香りのある暮らし
普段、嗅覚を意識して生きている人間はそうは多くないだろう。
人間は五感からの知覚情報のうち、8割は視覚、1割は聴覚、残りを嗅覚と触覚、味覚で補っているという。
嗅覚というのは視覚や聴覚に比べて非常に地味な知覚である。
それでも私は「香り」に興味があったし、香りには様々な力があると思っている。
香りの効果として一番に感じているのは
「意識を移動させる力」だ。
こんな経験はないだろうか。
家路を急ぐ夕方、知らない誰かの家から夕飯のハンバーグの焼けた匂いがする。
その瞬間、熱々で少し焦げたデミグラスソースのかかったハンバーグの映像が頭に流れる。
また、何か考え事をして煮詰まりそうな時、
ふと朝つけた香水が香って「あれ、このいい香り何だっけ」と、意識が現実の今ここに引き戻される。

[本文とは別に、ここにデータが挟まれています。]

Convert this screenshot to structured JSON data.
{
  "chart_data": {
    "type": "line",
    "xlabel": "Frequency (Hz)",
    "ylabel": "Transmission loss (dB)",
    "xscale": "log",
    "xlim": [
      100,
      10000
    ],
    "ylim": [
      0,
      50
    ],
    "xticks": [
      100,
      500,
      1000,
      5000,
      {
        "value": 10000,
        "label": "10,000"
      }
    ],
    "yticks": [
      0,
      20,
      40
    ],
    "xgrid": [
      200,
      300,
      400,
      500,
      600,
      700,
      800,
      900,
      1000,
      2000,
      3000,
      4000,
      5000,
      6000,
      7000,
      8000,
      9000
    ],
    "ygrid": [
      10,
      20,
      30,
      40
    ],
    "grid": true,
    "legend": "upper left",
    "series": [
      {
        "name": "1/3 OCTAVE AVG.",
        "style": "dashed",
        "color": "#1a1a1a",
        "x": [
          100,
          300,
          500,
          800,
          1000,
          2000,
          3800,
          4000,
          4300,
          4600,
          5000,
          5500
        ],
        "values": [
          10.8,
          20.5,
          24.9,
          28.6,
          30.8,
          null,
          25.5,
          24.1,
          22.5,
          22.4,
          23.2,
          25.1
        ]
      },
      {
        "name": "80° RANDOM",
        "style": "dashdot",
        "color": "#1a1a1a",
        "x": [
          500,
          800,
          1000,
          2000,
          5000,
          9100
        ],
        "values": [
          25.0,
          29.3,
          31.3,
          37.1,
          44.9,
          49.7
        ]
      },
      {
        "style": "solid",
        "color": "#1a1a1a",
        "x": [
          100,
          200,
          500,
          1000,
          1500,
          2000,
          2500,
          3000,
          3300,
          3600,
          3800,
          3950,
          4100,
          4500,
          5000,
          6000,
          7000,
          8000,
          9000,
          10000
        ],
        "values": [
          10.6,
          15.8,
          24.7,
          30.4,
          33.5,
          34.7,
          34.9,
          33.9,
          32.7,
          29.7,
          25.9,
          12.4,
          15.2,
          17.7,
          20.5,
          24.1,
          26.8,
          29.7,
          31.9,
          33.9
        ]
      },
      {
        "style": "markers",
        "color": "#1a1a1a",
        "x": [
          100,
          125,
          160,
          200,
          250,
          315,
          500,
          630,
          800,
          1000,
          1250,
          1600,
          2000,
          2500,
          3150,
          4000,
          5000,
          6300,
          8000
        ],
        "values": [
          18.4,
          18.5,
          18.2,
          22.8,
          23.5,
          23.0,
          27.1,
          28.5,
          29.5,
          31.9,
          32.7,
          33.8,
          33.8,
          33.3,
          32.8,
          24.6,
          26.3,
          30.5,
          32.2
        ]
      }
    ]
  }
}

ある香りを嗅いで、昔の記憶を鮮明に思い出す、プルースト効果も、
意識を移動させる香りの現象のひとつだと思う。
今目の前にない光景が思い起こされたり、過去の思い出が蘇ったり、
あるいは考え事の世界から現実に意識を戻したり...
こういった香りの現象は、ある種の救いである。
嗅覚を通じて今あるところから別のところに無意識にワープさせてくれるのだ。
もっと言うと、香りは自分が「生きている」ことを感じさせてくれる。
視覚や聴覚よりも意識を向けられることが少ない嗅覚だからこそ、
香りが感じられたときには「生」を感じると思うのだ。